Peut-être que Jovenel Moïse avait déjà perdu son cool, face à une telle manifestation de colère et d’opposition pour entendre des slogans lancés par des jeunes qui disaient « Karavan nan pran pan ! » et d’autres quolibets répétés ça et là dans la foule. Au train où vont les choses, le chef de l’État sera forcé d’amener sa propre foule sur les lieux où il compte prendre la parole pour éviter d’être ainsi verbalement malmené par les mécontents de toutes sortes qui se multiplient semaines après semaines.
Les manifestations se multiplient
Les mécontents de la situation du pays, qui se trouvent dans tous les secteurs de la vie nationale, mais qui se montrent de plus en plus agressifs au sein des couches défavorisées, somme toute plus touchées par le chômage et les pénuries.
La dernière en date des manifestations est celle des ouvriers de la sous-traitance, à la SONAPI, à Port-au-Prince, sur la Route de l’aéroport.
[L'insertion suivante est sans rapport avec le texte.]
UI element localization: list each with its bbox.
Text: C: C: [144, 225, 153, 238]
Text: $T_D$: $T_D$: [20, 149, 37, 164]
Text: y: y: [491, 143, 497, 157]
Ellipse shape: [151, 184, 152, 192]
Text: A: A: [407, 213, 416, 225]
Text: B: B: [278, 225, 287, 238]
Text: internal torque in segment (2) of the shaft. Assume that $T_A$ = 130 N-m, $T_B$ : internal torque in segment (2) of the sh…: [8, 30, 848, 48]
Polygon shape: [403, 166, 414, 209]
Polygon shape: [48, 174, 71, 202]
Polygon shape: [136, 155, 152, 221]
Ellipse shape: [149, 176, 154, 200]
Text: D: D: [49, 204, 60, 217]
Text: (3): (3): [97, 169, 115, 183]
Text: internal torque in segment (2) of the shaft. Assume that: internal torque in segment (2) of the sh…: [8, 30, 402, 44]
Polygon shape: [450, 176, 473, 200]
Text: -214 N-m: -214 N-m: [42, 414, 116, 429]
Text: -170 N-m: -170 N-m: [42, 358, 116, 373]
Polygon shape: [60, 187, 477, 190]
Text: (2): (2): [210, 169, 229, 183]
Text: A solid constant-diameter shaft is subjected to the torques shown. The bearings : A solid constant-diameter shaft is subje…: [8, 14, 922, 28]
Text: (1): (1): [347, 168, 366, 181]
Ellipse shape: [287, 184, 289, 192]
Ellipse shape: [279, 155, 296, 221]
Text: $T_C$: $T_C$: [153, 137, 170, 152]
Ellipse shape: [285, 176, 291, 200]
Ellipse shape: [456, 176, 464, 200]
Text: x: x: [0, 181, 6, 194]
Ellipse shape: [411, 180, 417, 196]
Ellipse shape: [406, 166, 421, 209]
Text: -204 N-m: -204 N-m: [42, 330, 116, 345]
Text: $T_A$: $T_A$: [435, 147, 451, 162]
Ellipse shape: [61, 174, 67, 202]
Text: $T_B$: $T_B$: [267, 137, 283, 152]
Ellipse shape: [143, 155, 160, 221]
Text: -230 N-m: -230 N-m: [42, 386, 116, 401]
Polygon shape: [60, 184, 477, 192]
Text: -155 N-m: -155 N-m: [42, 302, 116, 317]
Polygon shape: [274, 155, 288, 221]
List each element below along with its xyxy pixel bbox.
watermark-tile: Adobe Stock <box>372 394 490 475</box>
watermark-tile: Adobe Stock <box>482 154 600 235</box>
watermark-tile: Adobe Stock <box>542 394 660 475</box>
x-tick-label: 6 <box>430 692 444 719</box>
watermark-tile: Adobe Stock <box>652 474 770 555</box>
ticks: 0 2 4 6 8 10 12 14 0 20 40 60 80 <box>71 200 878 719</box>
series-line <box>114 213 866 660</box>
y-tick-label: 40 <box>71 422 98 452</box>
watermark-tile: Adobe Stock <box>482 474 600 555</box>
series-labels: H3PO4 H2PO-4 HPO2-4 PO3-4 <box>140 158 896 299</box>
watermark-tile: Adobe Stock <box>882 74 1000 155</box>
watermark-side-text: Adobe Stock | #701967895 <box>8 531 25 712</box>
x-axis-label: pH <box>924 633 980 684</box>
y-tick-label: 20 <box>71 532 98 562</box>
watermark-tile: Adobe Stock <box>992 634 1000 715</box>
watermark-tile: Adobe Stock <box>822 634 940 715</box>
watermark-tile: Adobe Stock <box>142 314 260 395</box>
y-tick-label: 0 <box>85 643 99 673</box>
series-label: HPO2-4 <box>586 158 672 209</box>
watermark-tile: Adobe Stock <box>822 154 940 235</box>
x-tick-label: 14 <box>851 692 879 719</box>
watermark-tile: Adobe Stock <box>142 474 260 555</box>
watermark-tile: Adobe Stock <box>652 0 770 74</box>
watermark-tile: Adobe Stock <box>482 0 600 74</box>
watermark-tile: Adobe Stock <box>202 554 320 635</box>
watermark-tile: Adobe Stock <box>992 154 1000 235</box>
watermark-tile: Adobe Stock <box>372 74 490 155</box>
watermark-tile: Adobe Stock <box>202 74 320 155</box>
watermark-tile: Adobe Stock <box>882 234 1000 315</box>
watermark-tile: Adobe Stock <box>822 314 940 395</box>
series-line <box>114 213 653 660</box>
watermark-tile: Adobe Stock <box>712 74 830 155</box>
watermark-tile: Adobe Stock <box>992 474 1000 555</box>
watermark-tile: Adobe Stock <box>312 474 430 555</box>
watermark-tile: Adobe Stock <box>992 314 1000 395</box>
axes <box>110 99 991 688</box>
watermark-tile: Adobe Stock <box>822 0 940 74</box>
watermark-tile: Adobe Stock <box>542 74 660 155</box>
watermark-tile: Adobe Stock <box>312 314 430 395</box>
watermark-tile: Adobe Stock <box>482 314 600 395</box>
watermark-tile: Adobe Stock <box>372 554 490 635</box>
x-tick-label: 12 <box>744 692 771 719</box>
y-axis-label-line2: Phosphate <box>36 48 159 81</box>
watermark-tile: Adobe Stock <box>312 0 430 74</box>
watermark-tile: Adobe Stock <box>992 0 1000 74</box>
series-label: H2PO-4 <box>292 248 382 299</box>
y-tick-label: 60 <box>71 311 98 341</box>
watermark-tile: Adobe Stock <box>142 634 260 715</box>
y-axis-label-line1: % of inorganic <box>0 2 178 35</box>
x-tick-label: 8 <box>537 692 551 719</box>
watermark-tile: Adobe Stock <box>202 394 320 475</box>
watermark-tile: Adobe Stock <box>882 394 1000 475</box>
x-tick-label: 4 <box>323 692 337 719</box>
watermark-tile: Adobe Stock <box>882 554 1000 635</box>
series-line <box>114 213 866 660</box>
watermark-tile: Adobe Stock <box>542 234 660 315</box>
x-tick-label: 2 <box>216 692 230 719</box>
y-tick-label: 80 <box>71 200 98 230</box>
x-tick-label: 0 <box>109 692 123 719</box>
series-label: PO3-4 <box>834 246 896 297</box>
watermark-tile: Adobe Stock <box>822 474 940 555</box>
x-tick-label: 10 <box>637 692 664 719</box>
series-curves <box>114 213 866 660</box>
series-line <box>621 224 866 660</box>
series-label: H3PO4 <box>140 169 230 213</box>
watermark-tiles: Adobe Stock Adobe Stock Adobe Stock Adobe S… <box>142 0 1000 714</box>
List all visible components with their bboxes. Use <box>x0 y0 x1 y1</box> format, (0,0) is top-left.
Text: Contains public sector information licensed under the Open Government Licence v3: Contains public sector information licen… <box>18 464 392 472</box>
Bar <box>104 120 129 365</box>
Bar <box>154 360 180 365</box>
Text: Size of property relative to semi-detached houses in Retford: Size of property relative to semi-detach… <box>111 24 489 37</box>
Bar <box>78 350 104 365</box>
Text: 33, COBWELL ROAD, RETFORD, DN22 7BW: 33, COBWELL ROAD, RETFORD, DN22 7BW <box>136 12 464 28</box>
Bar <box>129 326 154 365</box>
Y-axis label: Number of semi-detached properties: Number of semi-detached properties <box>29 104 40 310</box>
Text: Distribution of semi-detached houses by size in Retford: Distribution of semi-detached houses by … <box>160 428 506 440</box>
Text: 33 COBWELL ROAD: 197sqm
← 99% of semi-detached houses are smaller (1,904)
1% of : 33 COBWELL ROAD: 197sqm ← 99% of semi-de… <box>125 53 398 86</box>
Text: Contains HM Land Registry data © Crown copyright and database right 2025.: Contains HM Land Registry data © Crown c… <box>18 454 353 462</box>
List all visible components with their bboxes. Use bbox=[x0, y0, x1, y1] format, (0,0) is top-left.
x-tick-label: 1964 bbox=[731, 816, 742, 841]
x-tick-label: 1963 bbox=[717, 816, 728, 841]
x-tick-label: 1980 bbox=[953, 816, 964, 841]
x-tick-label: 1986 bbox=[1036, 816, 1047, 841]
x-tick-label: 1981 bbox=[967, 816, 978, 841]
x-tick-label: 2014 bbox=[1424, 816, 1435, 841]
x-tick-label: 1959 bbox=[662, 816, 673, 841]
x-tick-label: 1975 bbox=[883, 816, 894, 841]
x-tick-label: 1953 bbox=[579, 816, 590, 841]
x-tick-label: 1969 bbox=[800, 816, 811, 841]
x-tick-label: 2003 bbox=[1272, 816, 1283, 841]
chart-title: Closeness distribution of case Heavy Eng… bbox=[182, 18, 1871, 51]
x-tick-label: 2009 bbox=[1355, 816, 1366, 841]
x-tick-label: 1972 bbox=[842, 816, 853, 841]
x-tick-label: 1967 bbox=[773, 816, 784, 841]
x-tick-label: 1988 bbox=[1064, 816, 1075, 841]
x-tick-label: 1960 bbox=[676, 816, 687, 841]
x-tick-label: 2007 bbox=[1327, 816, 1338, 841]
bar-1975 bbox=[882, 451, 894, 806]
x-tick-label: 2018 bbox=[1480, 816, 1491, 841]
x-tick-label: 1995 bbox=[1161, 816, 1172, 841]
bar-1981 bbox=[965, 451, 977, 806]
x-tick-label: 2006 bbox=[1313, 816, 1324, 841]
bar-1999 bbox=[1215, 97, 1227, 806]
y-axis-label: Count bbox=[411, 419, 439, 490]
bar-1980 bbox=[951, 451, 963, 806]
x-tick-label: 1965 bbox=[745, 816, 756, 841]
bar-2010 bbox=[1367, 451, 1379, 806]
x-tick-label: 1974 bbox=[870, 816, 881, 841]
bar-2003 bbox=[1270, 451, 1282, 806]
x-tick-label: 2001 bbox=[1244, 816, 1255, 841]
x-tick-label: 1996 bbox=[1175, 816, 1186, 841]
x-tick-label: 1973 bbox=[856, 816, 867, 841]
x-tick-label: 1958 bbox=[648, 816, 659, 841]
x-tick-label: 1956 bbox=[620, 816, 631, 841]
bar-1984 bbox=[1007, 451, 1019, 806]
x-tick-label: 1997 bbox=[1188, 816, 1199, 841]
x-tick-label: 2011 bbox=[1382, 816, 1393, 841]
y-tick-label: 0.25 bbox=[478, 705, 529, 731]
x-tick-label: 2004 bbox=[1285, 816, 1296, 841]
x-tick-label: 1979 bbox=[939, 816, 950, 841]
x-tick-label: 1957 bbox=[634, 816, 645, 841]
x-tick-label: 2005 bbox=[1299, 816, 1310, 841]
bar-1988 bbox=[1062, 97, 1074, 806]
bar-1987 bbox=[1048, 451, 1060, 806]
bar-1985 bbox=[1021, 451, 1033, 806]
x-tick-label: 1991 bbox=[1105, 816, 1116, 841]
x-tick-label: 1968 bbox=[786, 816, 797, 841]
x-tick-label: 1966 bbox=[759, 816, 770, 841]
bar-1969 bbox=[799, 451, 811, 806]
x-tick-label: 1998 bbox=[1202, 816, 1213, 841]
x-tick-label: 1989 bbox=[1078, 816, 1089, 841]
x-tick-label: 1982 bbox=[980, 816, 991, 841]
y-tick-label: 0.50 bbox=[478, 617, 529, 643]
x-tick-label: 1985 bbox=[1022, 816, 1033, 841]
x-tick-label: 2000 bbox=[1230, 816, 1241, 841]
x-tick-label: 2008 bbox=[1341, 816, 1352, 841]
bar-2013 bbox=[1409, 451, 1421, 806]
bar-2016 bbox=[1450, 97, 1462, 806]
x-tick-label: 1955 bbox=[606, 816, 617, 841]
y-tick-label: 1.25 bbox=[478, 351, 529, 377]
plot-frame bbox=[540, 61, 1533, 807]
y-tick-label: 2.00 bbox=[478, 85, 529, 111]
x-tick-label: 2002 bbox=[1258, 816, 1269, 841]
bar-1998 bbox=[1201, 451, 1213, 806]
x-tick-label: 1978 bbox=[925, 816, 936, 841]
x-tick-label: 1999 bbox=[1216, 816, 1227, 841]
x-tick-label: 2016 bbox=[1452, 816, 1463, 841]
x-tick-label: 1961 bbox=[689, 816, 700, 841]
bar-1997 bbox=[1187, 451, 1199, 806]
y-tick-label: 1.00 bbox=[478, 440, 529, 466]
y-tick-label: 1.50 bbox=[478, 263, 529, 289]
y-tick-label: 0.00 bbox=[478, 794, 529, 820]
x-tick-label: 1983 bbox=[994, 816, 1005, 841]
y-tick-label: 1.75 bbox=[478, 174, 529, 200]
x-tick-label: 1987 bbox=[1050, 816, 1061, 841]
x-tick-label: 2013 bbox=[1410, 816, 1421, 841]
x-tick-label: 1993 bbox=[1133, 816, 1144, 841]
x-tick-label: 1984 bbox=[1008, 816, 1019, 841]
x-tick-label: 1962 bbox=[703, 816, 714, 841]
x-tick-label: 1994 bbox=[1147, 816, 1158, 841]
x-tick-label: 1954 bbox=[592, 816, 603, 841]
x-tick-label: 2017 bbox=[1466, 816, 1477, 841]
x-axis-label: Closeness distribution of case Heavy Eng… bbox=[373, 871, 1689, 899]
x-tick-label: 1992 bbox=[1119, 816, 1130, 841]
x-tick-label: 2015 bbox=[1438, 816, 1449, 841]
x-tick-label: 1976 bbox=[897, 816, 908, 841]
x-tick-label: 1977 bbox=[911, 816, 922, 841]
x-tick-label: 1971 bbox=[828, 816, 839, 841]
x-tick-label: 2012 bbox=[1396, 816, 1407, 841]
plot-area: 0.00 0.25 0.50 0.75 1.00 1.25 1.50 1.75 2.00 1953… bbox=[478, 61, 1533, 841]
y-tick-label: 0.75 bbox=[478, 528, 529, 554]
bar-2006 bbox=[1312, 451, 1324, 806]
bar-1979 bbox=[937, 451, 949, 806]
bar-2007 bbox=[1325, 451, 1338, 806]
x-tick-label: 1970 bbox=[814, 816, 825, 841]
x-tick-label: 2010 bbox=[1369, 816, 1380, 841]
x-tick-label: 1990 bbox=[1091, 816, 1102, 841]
Les ouvriers ont abandonné leurs chantiers pour descendre dans la rue et exiger un salaire de 1 000 gourdes avec accompagnements sociaux; tout en indiquant qu’il s’agit d’une grève d’avertissement. Ce qui implique une montée en flèche du mouvement de contestation si leurs demandes ne sont pas satisfaites.
Dans la ville des Cayes (dans le sud), voici à peine une semaine, les populations, notamment des jeunes, étaient entrés en grève contre l’administration Moïse-Lafontant. Des centaines de pancartes avec la mention « Aba Jovnel » « Nou pa p kite yo volè lajan PetwoKarib la » étaient remarquées. Même chose à Miragoâne (Nippes), à Léogâne (Ouest) ou à Carrefour (banlieue sud de la capitale. Les protestataires étaient aussi mobilisés aux Gonaïves (Artibonite), à Port-de-Paix (Nord-Ouest). Même au Trou-du-Nord, considéré le fief de Jovenel Moïse, la population s’est mobilisée contre le gouvernement central.
Dans plusieurs zones du pays, notamment au Cap-Haïtien, dans le Nord, les lycéens sont entrés en grève pour exiger que les professeurs reprennent les cours. Ces derniers s’éloignent des écoles, car attendant les arriérés de salaire qu’a promis les autorités de Port-au-Prince et qui se font encore attendre.
Jovenel Moïse peine à trouver la solution
D’aucuns diraient que Jovenel Moïse se trouve dans « une situation inextricable ». La grogne ne cesse de grandir par ce que M. Moïse n’a pas les moyens de sa politique. C’est-à-dire qu’il n’a pas les fonds nécessaires pour financer les projets qu’il a annoncés, y compris le paiement des arriérés de salaires dus aux enseignants, aux policiers et à d’autres fonctionnaires et employés de l’État.Il n’a pas les moyens parce que la communauté internationale lui tient la dragée haute, à cause du problème de la corruption. Mais encore et surtout à cause de l’affaire PetroCaribe et du problème d’inculpation du président de la République pour blanchiment d’argent, un crime transnational.
Jovenel Moïse est pris dans une souricière, étant forcé d’avancer en place, faute de moyens pour concrétiser ses programmes. Mais s’il pouvait s’abstenir de faire des promesses qu’il ne peut pas tenir, peut-être qu’il finirait par avoir un répit. Mais encore, comme dit le proverbe « ventre affamé n’à point d’oreilles ». Jovenel Moïse est en train de subir les conséquences des inconséquences de ses prédécesseurs qui ont dévalisé le fonds PetroCaribe.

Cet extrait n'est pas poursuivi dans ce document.